Jest to wyjątkowy dokument, który nie przypadkiem został opublikowany na zakończenie Roku Wiary, poprzez który Benedykt XVI chciał pamiętać o Soborze, który, w opatrznościowy sposób, odnowił Kościół. Zrodził się z serca Franciszka, biskupa Rzymu, będąc w pierwszym rzędzie owocem doświadczenia duszpasterskiego i jego pogłębionej medytacji dotyczącej naglącej potrzeby głoszenia Ewangelii we współczesnym świecie.
Papież Franciszek, pozostając w doskonałej harmonii z treściami swoich wypowiedzi i swojego, bardzo osobistego stylu, twierdzi, że nie miał zamiaru pisać teoretycznego traktatu, ale ukazać ważny i praktyczny wpływ przedstawionych problemów na obecne zadania Kościoła. Cel jest bardzo wyraźny: pomóc określić determinujący styl ewangelizacji i zastosować go w każdej działalności, jaka jest realizowana.
Nowy dokument, pozostając w wielkiej zgodności z niezrównaną adhortacją “Evangelii Nuntiandi” Pawła VI, której już sam tytuł wiele mówi, dopuszczając do głosu serce, stanowi charta magna dla współczesnego Kościoła o charakterze pragramowym i fundamentalnych konsekwencjach, ponieważ nie jest możliwe pozostawić rzeczy takimi, jakimi są, ale trzeba zająć stałą postawę nawrócenia i misji.
A co w szczególności “Evangelii Gaudium” przekazuje Zgromadzeniu Salezjańskiemu?
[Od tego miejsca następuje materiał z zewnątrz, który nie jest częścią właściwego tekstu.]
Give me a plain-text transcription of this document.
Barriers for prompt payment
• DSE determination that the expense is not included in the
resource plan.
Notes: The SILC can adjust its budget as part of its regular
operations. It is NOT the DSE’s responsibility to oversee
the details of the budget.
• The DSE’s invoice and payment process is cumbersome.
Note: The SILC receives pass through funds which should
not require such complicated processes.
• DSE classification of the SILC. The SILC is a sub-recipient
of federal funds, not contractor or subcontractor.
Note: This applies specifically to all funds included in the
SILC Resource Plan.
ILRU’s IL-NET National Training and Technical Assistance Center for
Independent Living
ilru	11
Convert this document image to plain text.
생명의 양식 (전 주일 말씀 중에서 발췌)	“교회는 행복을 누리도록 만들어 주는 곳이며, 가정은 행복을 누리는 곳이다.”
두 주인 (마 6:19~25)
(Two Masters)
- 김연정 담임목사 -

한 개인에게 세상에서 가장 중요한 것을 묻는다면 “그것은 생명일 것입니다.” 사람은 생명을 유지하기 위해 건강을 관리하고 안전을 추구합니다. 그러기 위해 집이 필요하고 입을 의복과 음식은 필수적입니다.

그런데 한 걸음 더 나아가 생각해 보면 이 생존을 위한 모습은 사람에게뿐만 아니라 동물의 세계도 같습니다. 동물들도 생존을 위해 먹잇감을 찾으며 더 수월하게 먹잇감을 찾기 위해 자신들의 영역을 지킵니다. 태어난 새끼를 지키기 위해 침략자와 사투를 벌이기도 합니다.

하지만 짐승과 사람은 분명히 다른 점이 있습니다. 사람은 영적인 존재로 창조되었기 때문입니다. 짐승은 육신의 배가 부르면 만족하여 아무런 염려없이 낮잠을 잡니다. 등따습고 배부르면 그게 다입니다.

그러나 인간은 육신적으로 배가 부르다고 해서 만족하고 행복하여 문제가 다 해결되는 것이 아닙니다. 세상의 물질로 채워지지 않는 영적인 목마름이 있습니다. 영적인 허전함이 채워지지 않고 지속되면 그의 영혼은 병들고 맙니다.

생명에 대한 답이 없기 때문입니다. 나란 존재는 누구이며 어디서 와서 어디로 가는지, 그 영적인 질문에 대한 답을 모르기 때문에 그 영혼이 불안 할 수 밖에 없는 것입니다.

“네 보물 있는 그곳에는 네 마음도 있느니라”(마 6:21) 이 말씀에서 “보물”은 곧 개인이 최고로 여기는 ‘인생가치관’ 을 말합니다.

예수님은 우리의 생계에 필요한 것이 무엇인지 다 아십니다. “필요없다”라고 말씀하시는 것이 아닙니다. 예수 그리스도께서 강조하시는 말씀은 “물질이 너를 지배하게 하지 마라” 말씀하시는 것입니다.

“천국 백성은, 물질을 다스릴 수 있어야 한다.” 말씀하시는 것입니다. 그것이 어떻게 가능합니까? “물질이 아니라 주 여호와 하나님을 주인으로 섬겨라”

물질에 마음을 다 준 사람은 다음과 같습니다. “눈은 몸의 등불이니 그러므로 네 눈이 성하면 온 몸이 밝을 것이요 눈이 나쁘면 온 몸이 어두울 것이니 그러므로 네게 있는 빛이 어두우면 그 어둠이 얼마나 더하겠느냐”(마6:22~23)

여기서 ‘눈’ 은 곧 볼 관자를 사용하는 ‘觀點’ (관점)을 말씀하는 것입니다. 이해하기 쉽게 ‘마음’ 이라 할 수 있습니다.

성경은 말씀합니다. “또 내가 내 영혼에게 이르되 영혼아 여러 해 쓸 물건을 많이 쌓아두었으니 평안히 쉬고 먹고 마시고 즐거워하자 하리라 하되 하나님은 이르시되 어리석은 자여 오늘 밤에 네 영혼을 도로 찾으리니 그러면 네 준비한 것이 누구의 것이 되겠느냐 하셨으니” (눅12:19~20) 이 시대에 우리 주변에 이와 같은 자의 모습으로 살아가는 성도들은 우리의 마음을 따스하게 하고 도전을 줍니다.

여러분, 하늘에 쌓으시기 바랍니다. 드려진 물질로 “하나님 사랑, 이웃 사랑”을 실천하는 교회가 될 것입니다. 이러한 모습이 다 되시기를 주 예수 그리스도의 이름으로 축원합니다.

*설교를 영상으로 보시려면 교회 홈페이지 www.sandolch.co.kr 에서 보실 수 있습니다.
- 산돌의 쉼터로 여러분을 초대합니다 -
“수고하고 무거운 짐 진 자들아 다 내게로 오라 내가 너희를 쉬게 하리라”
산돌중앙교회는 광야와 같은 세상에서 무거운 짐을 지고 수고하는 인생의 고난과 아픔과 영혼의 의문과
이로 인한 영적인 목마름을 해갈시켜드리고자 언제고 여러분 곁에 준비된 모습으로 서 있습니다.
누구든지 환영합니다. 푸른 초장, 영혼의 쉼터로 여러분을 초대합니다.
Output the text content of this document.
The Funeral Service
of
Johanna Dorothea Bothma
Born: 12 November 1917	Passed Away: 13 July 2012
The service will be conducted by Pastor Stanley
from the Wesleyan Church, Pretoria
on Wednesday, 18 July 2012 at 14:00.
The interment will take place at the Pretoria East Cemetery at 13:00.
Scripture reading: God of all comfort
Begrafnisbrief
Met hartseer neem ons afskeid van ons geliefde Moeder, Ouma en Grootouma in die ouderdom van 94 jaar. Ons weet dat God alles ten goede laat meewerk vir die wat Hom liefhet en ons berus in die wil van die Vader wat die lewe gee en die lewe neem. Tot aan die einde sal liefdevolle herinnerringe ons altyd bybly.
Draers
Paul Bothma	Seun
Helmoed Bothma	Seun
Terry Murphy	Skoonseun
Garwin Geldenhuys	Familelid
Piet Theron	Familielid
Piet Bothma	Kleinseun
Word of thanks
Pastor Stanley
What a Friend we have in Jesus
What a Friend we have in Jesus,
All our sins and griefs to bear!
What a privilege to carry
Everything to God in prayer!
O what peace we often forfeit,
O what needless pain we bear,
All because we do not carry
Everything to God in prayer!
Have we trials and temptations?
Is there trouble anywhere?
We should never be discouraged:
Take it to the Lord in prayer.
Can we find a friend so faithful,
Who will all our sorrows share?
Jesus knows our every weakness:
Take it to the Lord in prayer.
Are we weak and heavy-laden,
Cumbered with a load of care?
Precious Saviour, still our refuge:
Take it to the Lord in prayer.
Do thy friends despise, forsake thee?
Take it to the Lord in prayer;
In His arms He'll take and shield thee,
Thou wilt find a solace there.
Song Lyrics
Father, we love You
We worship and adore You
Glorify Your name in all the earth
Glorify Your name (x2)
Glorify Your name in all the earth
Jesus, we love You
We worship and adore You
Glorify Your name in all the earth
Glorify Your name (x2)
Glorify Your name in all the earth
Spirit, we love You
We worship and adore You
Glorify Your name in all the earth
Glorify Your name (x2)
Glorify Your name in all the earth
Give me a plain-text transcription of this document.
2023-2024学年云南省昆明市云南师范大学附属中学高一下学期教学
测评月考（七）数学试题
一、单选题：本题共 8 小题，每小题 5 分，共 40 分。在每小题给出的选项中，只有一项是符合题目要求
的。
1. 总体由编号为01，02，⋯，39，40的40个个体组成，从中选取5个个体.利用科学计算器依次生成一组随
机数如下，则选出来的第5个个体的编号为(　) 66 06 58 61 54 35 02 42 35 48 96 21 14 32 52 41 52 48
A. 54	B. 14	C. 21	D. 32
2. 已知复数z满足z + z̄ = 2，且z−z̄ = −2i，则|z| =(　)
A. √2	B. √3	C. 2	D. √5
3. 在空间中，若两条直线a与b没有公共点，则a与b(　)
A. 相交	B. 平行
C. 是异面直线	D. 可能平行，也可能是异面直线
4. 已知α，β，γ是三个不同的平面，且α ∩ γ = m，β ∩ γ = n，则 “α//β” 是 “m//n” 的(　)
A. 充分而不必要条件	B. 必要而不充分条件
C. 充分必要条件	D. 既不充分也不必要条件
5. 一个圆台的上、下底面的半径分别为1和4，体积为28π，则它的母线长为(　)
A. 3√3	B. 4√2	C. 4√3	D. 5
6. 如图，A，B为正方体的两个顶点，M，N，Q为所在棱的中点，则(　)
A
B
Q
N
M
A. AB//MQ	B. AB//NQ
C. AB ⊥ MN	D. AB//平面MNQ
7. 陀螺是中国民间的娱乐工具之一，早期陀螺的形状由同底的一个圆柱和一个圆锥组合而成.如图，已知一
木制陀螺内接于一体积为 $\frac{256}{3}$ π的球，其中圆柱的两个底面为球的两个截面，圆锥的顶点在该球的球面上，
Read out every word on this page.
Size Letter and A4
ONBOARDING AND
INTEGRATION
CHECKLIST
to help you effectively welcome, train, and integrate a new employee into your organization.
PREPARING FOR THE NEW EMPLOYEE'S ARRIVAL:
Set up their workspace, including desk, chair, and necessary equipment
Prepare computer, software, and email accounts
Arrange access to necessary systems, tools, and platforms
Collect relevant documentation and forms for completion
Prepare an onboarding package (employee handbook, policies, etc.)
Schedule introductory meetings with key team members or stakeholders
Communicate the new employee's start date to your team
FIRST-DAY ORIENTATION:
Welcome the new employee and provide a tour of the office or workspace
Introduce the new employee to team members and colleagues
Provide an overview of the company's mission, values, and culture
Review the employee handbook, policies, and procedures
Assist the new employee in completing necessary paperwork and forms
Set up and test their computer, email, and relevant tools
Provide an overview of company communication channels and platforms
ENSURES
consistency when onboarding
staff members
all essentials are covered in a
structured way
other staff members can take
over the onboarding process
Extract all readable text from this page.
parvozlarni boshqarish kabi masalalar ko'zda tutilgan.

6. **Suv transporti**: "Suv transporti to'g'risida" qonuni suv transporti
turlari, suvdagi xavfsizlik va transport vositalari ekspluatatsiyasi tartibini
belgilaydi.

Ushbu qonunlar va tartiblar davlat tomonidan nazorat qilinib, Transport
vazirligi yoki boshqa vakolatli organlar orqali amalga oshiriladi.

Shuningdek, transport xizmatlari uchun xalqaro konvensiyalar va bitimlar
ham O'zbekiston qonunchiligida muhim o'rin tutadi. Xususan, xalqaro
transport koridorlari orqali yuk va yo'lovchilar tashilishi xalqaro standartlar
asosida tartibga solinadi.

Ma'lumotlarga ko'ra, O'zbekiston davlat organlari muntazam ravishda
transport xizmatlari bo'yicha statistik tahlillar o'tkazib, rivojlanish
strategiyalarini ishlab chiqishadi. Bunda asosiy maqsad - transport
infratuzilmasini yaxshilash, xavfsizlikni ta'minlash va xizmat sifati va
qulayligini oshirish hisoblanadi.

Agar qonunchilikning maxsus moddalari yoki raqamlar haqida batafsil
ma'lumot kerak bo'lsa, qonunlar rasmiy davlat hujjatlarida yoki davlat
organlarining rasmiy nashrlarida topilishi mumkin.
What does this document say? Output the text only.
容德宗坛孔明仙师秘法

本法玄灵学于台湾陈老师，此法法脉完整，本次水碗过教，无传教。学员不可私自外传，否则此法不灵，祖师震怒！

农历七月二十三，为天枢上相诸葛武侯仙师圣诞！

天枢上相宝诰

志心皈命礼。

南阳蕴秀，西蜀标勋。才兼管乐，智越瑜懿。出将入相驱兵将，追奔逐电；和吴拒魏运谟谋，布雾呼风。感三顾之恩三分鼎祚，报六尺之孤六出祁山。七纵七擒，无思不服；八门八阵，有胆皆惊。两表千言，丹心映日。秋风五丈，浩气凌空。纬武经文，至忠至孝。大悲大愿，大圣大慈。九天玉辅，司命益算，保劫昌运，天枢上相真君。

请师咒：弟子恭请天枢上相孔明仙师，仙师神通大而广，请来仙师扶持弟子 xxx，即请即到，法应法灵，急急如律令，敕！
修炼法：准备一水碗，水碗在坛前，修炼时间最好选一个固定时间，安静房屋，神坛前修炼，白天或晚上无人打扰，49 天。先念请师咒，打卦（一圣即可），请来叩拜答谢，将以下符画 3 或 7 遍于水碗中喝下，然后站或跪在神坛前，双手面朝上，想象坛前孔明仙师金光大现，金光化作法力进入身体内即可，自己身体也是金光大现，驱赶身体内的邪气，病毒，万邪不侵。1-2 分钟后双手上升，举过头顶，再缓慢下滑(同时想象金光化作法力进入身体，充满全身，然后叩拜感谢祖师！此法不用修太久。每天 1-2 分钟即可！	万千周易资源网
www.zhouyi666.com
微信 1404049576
Myślę, że ta adhortacja apostolska papieża Franciszka wprowadza nas w klimat Kapituły Generalnej, która siłą rzeczy i w opatrznościowy sposób będzie oświecona tym tekstem programowym. Przedstawia nam wizję tego, jaki musi być Kościół: nie bojący się współczesnego świata, poszukujący nowych form głoszenia Ewangelii, bardziej misyjny, bardziej miłosierny, bardziej odważny, aby wprowadzić niezbędne zmiany.
Kościół, który przezwycięży strach przed wyjściem z własnych struktur i utraceniem swojego fałszywego bezpieczeństwa, które w gruncie rzeczy czyni nas bardziej surowymi i mniej skutecznymi ewangelizatorami. Kościół, który umie odrzucić model ekonomiczny czyniący z pieniądza idola, rodzący wykluczenie społeczne i tworzący kulturę odrzucenia i obojętności. A więc Kościół, który na uprzywilejowanym miejscu umieszcza ubogich i zdecydowane zaangażowanie na rzecz sprawiedliwości społecznej i pokoju.
Pozwolę sobie w tym miejscu zachęcić was do przeczytania, studiowania i zapoznania innych z tą Adhortacją Radość Ewangelii, uczynienia jej przedmiotem modlitwy, przyzwolenia, by rozgrzała serce, a przede wszystkim – uczyniła nas radosnymi głosicielami dobrej nowiny młodzieży.